For patients with a permanent cerebrospinal fluid drain, such as a ventriculoperitoneal shunt, raising the valve pressure level can reduce the flow of cerebrospinal fluid out of the body and into the cavity.

Overall, the patient benefits from the reimplantation of the bone flap, on the one hand, for cosmetic reasons, and, more importantly, because it protects the brain. During reimplantation, care must be taken to ensure direct contact between the bones in prominent areas like the forehead. Patients at risk of falling or with seizure disorders require mechanical protection, such as a skullcap, in particular. While waiting for reimplantation, patients can wear a customized helmet while moving around to minimize the risk of injury.

Moreover, a patient’s neurological condition often benefits from rehabilitation, probably due in most part to improved blood circulation, atmospheric pressure, and cerebral glucose metabolism.

Other possible complications following bone flap reimplantation include seizures, hydrocephalus and infection. If an infection occurs, the flap must be removed again and followed up with a long course of antibiotics. Then, an artificial lid made of titanium or PEEK must be produced for a new cranioplasty. The evoShape from evonos, for example, can be used for this procedure. It is adapted to the patient based on a CT scan, providing a perfect fit and making the operation quicker and safer while ensuring an aesthetically pleasing result.

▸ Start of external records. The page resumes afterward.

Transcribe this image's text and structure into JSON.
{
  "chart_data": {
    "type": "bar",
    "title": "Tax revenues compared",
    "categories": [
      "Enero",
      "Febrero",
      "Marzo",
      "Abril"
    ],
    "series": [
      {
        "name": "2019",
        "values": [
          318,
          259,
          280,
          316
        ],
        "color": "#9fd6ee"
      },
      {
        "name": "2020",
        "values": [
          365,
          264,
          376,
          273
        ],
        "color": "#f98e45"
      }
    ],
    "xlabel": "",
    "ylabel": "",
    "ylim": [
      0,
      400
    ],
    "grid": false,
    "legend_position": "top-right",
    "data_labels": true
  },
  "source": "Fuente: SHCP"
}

Several studies and articles address risk minimization during bone flap reinsertion, noting a slight advantage of the manufactured preparations with regard to infection.

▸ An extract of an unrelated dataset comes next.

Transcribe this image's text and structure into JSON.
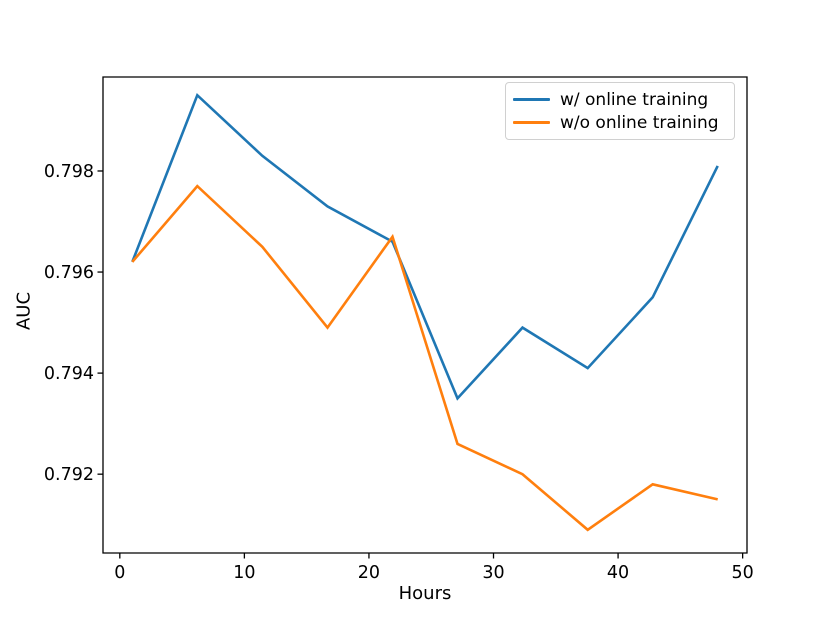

How do the bones of the skull grow together?

The bones of the skull typically grow together during childhood through the ossification of the cranial sutures.

In an infant, the individual skull plates are flexibly connected to each other via soft cranial sutures, which allow the skull to expand as the brain grows. By the end of the first year of life, 90% of skull growth is complete, but the skull can become deformed during this time, especially during the first few months of life. If the deformation is caused by the baby lying on one side of the head, consistently turning the infant’s head to the other side can help compensate for the asymmetry.

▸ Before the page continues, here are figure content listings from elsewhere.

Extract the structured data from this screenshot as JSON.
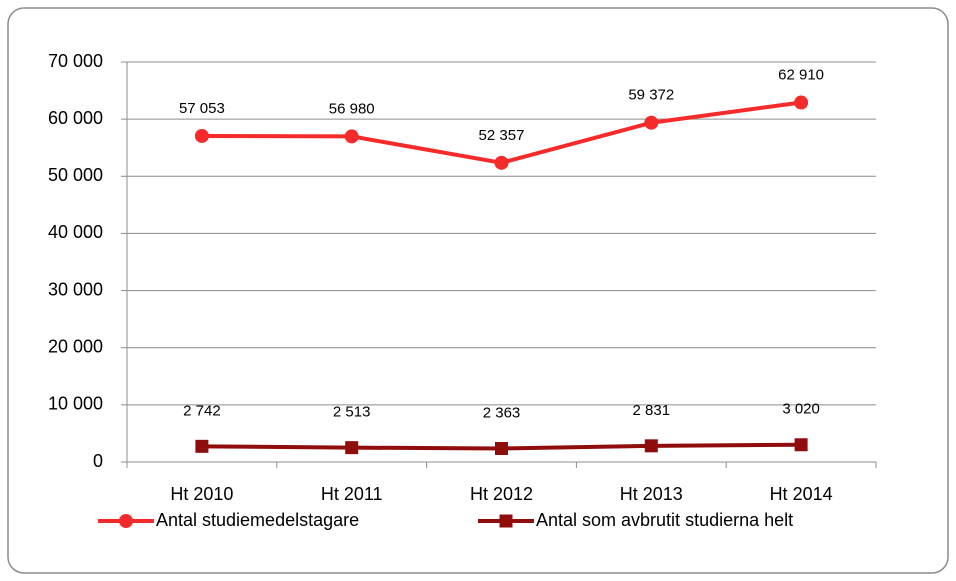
{
  "chart_data": {
    "type": "line",
    "categories": [
      "Ht 2010",
      "Ht 2011",
      "Ht 2012",
      "Ht 2013",
      "Ht 2014"
    ],
    "series": [
      {
        "name": "Antal studiemedelstagare",
        "color": "#f52a2a",
        "marker": "circle",
        "values": [
          57053,
          56980,
          52357,
          59372,
          62910
        ],
        "value_labels": [
          "57 053",
          "56 980",
          "52 357",
          "59 372",
          "62 910"
        ]
      },
      {
        "name": "Antal som avbrutit studierna helt",
        "color": "#8f0d0d",
        "marker": "square",
        "values": [
          2742,
          2513,
          2363,
          2831,
          3020
        ],
        "value_labels": [
          "2 742",
          "2 513",
          "2 363",
          "2 831",
          "3 020"
        ]
      }
    ],
    "ylim": [
      0,
      70000
    ],
    "yticks": [
      0,
      {
        "value": 10000,
        "label": "10 000"
      },
      {
        "value": 20000,
        "label": "20 000"
      },
      {
        "value": 30000,
        "label": "30 000"
      },
      {
        "value": 40000,
        "label": "40 000"
      },
      {
        "value": 50000,
        "label": "50 000"
      },
      {
        "value": 60000,
        "label": "60 000"
      },
      {
        "value": 70000,
        "label": "70 000"
      }
    ],
    "grid": true,
    "legend": "bottom"
  }
}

Craniosynostosis resulting from a closed suture must be treated surgically. Apart from skull asymmetry, it can lead to increased intracranial pressure and brain damage. After surgery, a special helmet is worn to restore a normal head shape.

In adults, the bone cannot deform. In this case, trauma results in a skull fracture. If there are fragments, they must be removed and placed correctly, and screwed together if necessary. If there are no fragments or if there is a comminuted fracture, a bone replacement can be made and inserted.

If a craniotomy is performed again after surgery to access a tumor, the bone flap may grow back together with the rest of the skull over time. In this case, a new craniotomy must be performed.

What are the long-term effects of a craniotomy?

The long-term effects of a craniotomy largely depend on the underlying disease. A direct craniotomy can mainly affect the patient’s appearance. If the bones are not directly adjacent to each other, a gap is created, which some patients find disturbing. The plates required for fixation may also be palpable, especially on the forehead or under thin skin.

In cases of autolysis, the reimplanted skull bone dissolves more and more at the edges, which can lead to cosmetic problems and loosening. If the patient is experiencing significant discomfort, a new cranioplasty procedure can be performed.

A patient’s neurological condition largely depends on the pathology and preoperative deficits. For example, if a tumor is causing neurological symptoms, such as weakness, due to its space-occupying effect, these symptoms can be alleviated by removing the tumor. However, tumor resection in the motor cortex, which controls movement, can lead to impaired mobility. Additionally, bleeding or circulatory disorders occurring in eloquent areas of the brain can exacerbate existing symptoms or cause new impairments, including paralysis or speech disorders. Neurological deficits can also occur if a vessel has to be coagulated, as in the case of a stroke. The extent of the damage depends on the size and supply area of the affected vessel.